My first Saturday run with Team ASK was a glorious, well intentioned disaster. I had gotten an awesome track suit at Belk's for under $20. It pays to wait until mid-February to get your winter apparel. I had my newish Nikes and had a lot of biking under my belt. I was convinced I would tear up the four mile run that my coach, Margaret Clark, had scheduled for that Saturday morning. I couldn't have been more wrong. As always, I got through the first three quarter miles just fine. And then the fourth quarter rolled around and I remembered just why every other attempt at running failed miserably. Typically, this would be where I started walking the rest of the way and declare it a moral victory. Fortunately, Margaret would have none of that. And this is where the insight started to roll in. Rather than just tell me to suck it up or run harder, Margaret gave me the first of three great pieces of advice that day: try running two minutes then walking one minute.



Having nearly completed my training, I can say that pace is ridiculously easy and slow and it just about killed me by mile two. The day after I was so sore I could barely move. Still, that advice was the foundation of my training. Anyone who tells you running is easy has been far removed from the time they started running. Starting to run is immediately hard and exhausting and the benefits are dispersed and long term. You finish your first run sore, sweaty, and near delirious and you're not looking better than when you started. I understand why most people don't want to do it, but, in the end, it is completely worth it. I am grateful every day that I didn't give up.

The next great piece of advice Margaret gave me was a comprehensive schedule of training. This may seem minor, but for a novice like me, the guidance was invaluable. Even though I could barely move, I got up the day after my first run and tried my best to complete the two mile "recovery" run at the Run 2 Walk 1 pace. I got about 1.6 miles before calling it quits. I did fail to uphold the schedule right out of the gate, but that's not the point. The point is the schedule helped me run 1.6 miles further than I would've thought I should run and certainly 1.6 miles further than I wanted to run. Every journey has to start somewhere and mine began by trudging around my subdivision at terrapin speeds.
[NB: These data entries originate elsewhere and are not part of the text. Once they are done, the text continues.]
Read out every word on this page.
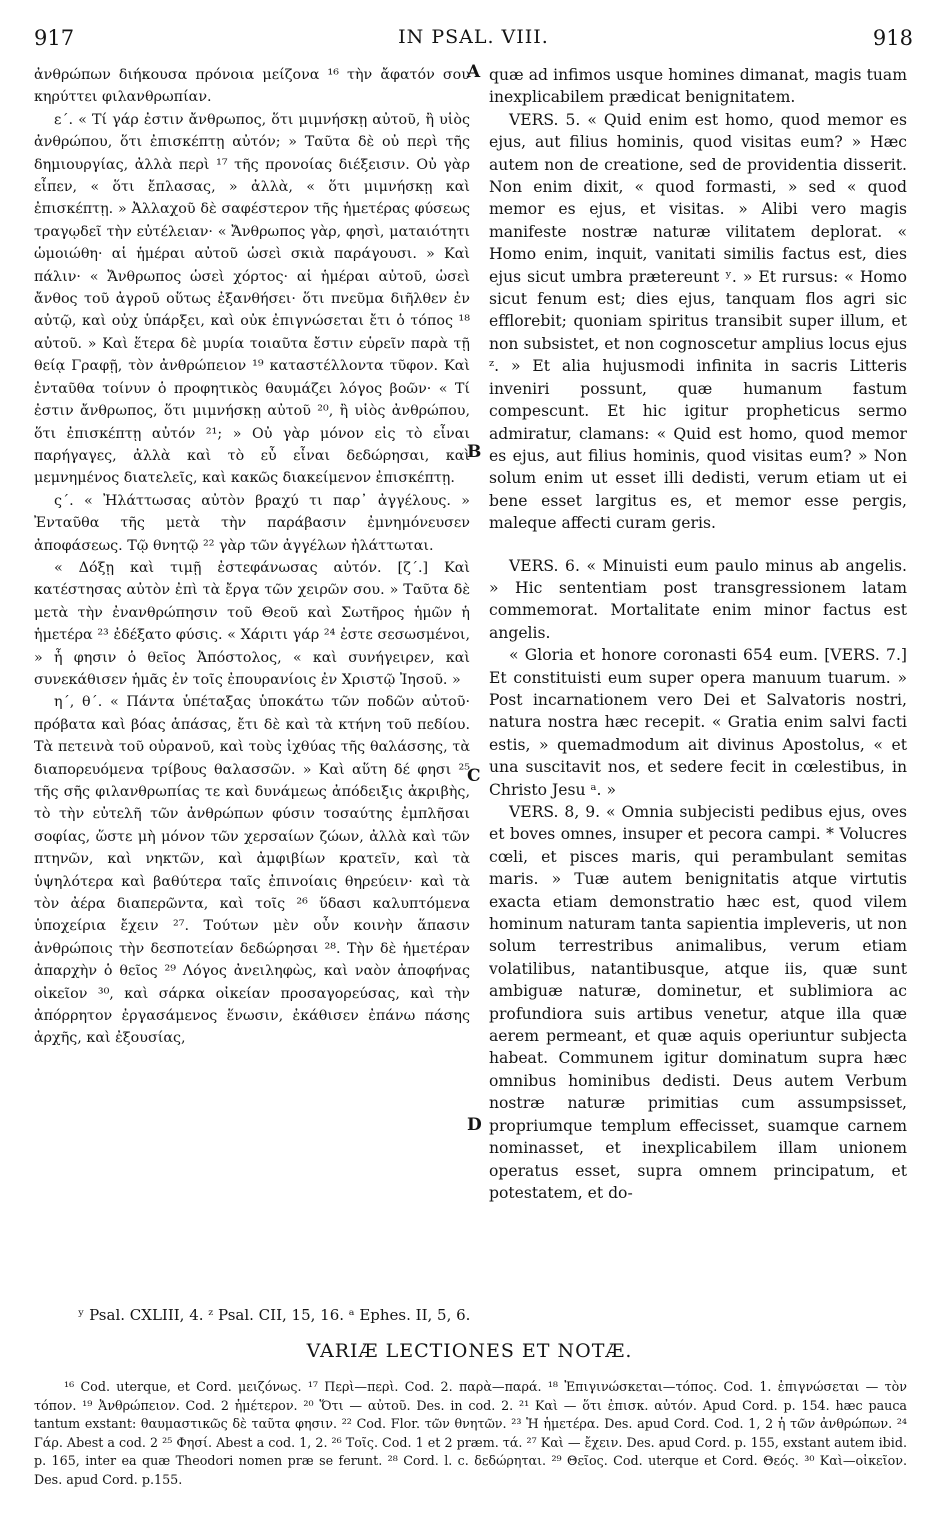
917	IN PSAL. VIII.	918

ἀνθρώπων διήκουσα πρόνοια μείζονα ¹⁶ τὴν ἄφατόν σου κηρύττει φιλανθρωπίαν.

ε´. « Τί γάρ ἐστιν ἄνθρωπος, ὅτι μιμνήσκῃ αὐτοῦ, ἢ υἱὸς ἀνθρώπου, ὅτι ἐπισκέπτῃ αὐτόν; » Ταῦτα δὲ οὐ περὶ τῆς δημιουργίας, ἀλλὰ περὶ ¹⁷ τῆς προνοίας διέξεισιν. Οὐ γὰρ εἶπεν, « ὅτι ἔπλασας, » ἀλλὰ, « ὅτι μιμνήσκῃ καὶ ἐπισκέπτῃ. » Ἀλλαχοῦ δὲ σαφέστερον τῆς ἡμετέρας φύσεως τραγῳδεῖ τὴν εὐτέλειαν· « Ἄνθρωπος γὰρ, φησὶ, ματαιότητι ὡμοιώθη· αἱ ἡμέραι αὐτοῦ ὡσεὶ σκιὰ παράγουσι. » Καὶ πάλιν· « Ἄνθρωπος ὡσεὶ χόρτος· αἱ ἡμέραι αὐτοῦ, ὡσεὶ ἄνθος τοῦ ἀγροῦ οὕτως ἐξανθήσει· ὅτι πνεῦμα διῆλθεν ἐν αὐτῷ, καὶ οὐχ ὑπάρξει, καὶ οὐκ ἐπιγνώσεται ἔτι ὁ τόπος ¹⁸ αὐτοῦ. » Καὶ ἕτερα δὲ μυρία τοιαῦτα ἔστιν εὑρεῖν παρὰ τῇ θείᾳ Γραφῇ, τὸν ἀνθρώπειον ¹⁹ καταστέλλοντα τῦφον. Καὶ ἐνταῦθα τοίνυν ὁ προφητικὸς θαυμάζει λόγος βοῶν· « Τί ἐστιν ἄνθρωπος, ὅτι μιμνήσκῃ αὐτοῦ ²⁰, ἢ υἱὸς ἀνθρώπου, ὅτι ἐπισκέπτῃ αὐτόν ²¹; » Οὐ γὰρ μόνον εἰς τὸ εἶναι παρήγαγες, ἀλλὰ καὶ τὸ εὖ εἶναι δεδώρησαι, καὶ μεμνημένος διατελεῖς, καὶ κακῶς διακείμενον ἐπισκέπτῃ.

ς´. « Ἠλάττωσας αὐτὸν βραχύ τι παρ᾽ ἀγγέλους. » Ἐνταῦθα τῆς μετὰ τὴν παράβασιν ἐμνημόνευσεν ἀποφάσεως. Τῷ θνητῷ ²² γὰρ τῶν ἀγγέλων ἠλάττωται.

« Δόξῃ καὶ τιμῇ ἐστεφάνωσας αὐτόν. [ζ´.] Καὶ κατέστησας αὐτὸν ἐπὶ τὰ ἔργα τῶν χειρῶν σου. » Ταῦτα δὲ μετὰ τὴν ἐνανθρώπησιν τοῦ Θεοῦ καὶ Σωτῆρος ἡμῶν ἡ ἡμετέρα ²³ ἐδέξατο φύσις. « Χάριτι γάρ ²⁴ ἐστε σεσωσμένοι, » ἧ φησιν ὁ θεῖος Ἀπόστολος, « καὶ συνήγειρεν, καὶ συνεκάθισεν ἡμᾶς ἐν τοῖς ἐπουρανίοις ἐν Χριστῷ Ἰησοῦ. »

η´, θ´. « Πάντα ὑπέταξας ὑποκάτω τῶν ποδῶν αὐτοῦ· πρόβατα καὶ βόας ἁπάσας, ἔτι δὲ καὶ τὰ κτήνη τοῦ πεδίου. Τὰ πετεινὰ τοῦ οὐρανοῦ, καὶ τοὺς ἰχθύας τῆς θαλάσσης, τὰ διαπορευόμενα τρίβους θαλασσῶν. » Καὶ αὕτη δέ φησι ²⁵ τῆς σῆς φιλανθρωπίας τε καὶ δυνάμεως ἀπόδειξις ἀκριβὴς, τὸ τὴν εὐτελῆ τῶν ἀνθρώπων φύσιν τοσαύτης ἐμπλῆσαι σοφίας, ὥστε μὴ μόνον τῶν χερσαίων ζώων, ἀλλὰ καὶ τῶν πτηνῶν, καὶ νηκτῶν, καὶ ἀμφιβίων κρατεῖν, καὶ τὰ ὑψηλότερα καὶ βαθύτερα ταῖς ἐπινοίαις θηρεύειν· καὶ τὰ τὸν ἀέρα διαπερῶντα, καὶ τοῖς ²⁶ ὕδασι καλυπτόμενα ὑποχείρια ἔχειν ²⁷. Τούτων μὲν οὖν κοινὴν ἅπασιν ἀνθρώποις τὴν δεσποτείαν δεδώρησαι ²⁸. Τὴν δὲ ἡμετέραν ἀπαρχὴν ὁ θεῖος ²⁹ Λόγος ἀνειληφὼς, καὶ ναὸν ἀποφήνας οἰκεῖον ³⁰, καὶ σάρκα οἰκείαν προσαγορεύσας, καὶ τὴν ἀπόρρητον ἐργασάμενος ἕνωσιν, ἐκάθισεν ἐπάνω πάσης ἀρχῆς, καὶ ἐξουσίας,

A
B
C
D

quæ ad infimos usque homines dimanat, magis tuam inexplicabilem prædicat benignitatem.

VERS. 5. « Quid enim est homo, quod memor es ejus, aut filius hominis, quod visitas eum? » Hæc autem non de creatione, sed de providentia disserit. Non enim dixit, « quod formasti, » sed « quod memor es ejus, et visitas. » Alibi vero magis manifeste nostræ naturæ vilitatem deplorat. « Homo enim, inquit, vanitati similis factus est, dies ejus sicut umbra prætereunt ʸ. » Et rursus: « Homo sicut fenum est; dies ejus, tanquam flos agri sic efflorebit; quoniam spiritus transibit super illum, et non subsistet, et non cognoscetur amplius locus ejus ᶻ. » Et alia hujusmodi infinita in sacris Litteris inveniri possunt, quæ humanum fastum compescunt. Et hic igitur propheticus sermo admiratur, clamans: « Quid est homo, quod memor es ejus, aut filius hominis, quod visitas eum? » Non solum enim ut esset illi dedisti, verum etiam ut ei bene esset largitus es, et memor esse pergis, maleque affecti curam geris.

VERS. 6. « Minuisti eum paulo minus ab angelis. » Hic sententiam post transgressionem latam commemorat. Mortalitate enim minor factus est angelis.

« Gloria et honore coronasti 654 eum. [VERS. 7.] Et constituisti eum super opera manuum tuarum. » Post incarnationem vero Dei et Salvatoris nostri, natura nostra hæc recepit. « Gratia enim salvi facti estis, » quemadmodum ait divinus Apostolus, « et una suscitavit nos, et sedere fecit in cœlestibus, in Christo Jesu ᵃ. »

VERS. 8, 9. « Omnia subjecisti pedibus ejus, oves et boves omnes, insuper et pecora campi. * Volucres cœli, et pisces maris, qui perambulant semitas maris. » Tuæ autem benignitatis atque virtutis exacta etiam demonstratio hæc est, quod vilem hominum naturam tanta sapientia impleveris, ut non solum terrestribus animalibus, verum etiam volatilibus, natantibusque, atque iis, quæ sunt ambiguæ naturæ, dominetur, et sublimiora ac profundiora suis artibus venetur, atque illa quæ aerem permeant, et quæ aquis operiuntur subjecta habeat. Communem igitur dominatum supra hæc omnibus hominibus dedisti. Deus autem Verbum nostræ naturæ primitias cum assumpsisset, propriumque templum effecisset, suamque carnem nominasset, et inexplicabilem illam unionem operatus esset, supra omnem principatum, et potestatem, et do-

ʸ Psal. CXLIII, 4. ᶻ Psal. CII, 15, 16. ᵃ Ephes. II, 5, 6.
VARIÆ LECTIONES ET NOTÆ.

¹⁶ Cod. uterque, et Cord. μειζόνως. ¹⁷ Περὶ—περὶ. Cod. 2. παρὰ—παρά. ¹⁸ Ἐπιγινώσκεται—τόπος. Cod. 1. ἐπιγνώσεται — τὸν τόπον. ¹⁹ Ἀνθρώπειον. Cod. 2 ἡμέτερον. ²⁰ Ὅτι — αὐτοῦ. Des. in cod. 2. ²¹ Καὶ — ὅτι ἐπισκ. αὐτόν. Apud Cord. p. 154. hæc pauca tantum exstant: θαυμαστικῶς δὲ ταῦτα φησιν. ²² Cod. Flor. τῶν θνητῶν. ²³ Ἡ ἡμετέρα. Des. apud Cord. Cod. 1, 2 ἡ τῶν ἀνθρώπων. ²⁴ Γάρ. Abest a cod. 2 ²⁵ Φησί. Abest a cod. 1, 2. ²⁶ Τοῖς. Cod. 1 et 2 præm. τά. ²⁷ Καὶ — ἔχειν. Des. apud Cord. p. 155, exstant autem ibid. p. 165, inter ea quæ Theodori nomen præ se ferunt. ²⁸ Cord. l. c. δεδώρηται. ²⁹ Θεῖος. Cod. uterque et Cord. Θεός. ³⁰ Καὶ—οἰκεῖον. Des. apud Cord. p.155.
The final piece of advice began a series of events I like to call "Hunter Knows Nothing About Equipment". The first thing Margaret pointed out was that I needed proper running shoes. I couldn't fathom how Nike sneakers could be anything less than awesome at all things. But sure enough, once I switched to full fledged running shoes later that day (and got some padded socks), I could tell a difference. It wasn't a magic bullet that made running as pleasant as sleeping in, but it did remove a lot of the impact shock from running. That began a series of small but critical lectures that made running much less of a nightmare. She helped me with topics such as properly hydrating before running, how to hydrate while running with a water belt, how to replenish electrolytes by using magic energy cubes, how to avoid becoming horribly nauseous by eating too many energy cubes on the run, what power bar is the most delicious, and why you should hate running up hills with every fiber of your being.

I'd like to end this post by talking about how much better the my second long run was. I'd like to, but I can't. While I did go further and faster than I had ever gone before (5 miles at a Run 3 Walk 1 pace), by the end I was sorer than I had ever been. My right plantar fasciitis (also known as the injury that tortured Antonio Gates owners in fantasy football) was killing me by the end of the run. It was so bad that when I drove home, it actually hurt me to push down on the brakes. But I iced it for over an hour when I got home, gave my foot an extra day of rest and then went right back to the schedule. Today, I run at a pace of 9 minutes running, 1 minute walking and routinely go twice as far as my first Saturday run.

Running is hard, brutal, painful and worth every minute.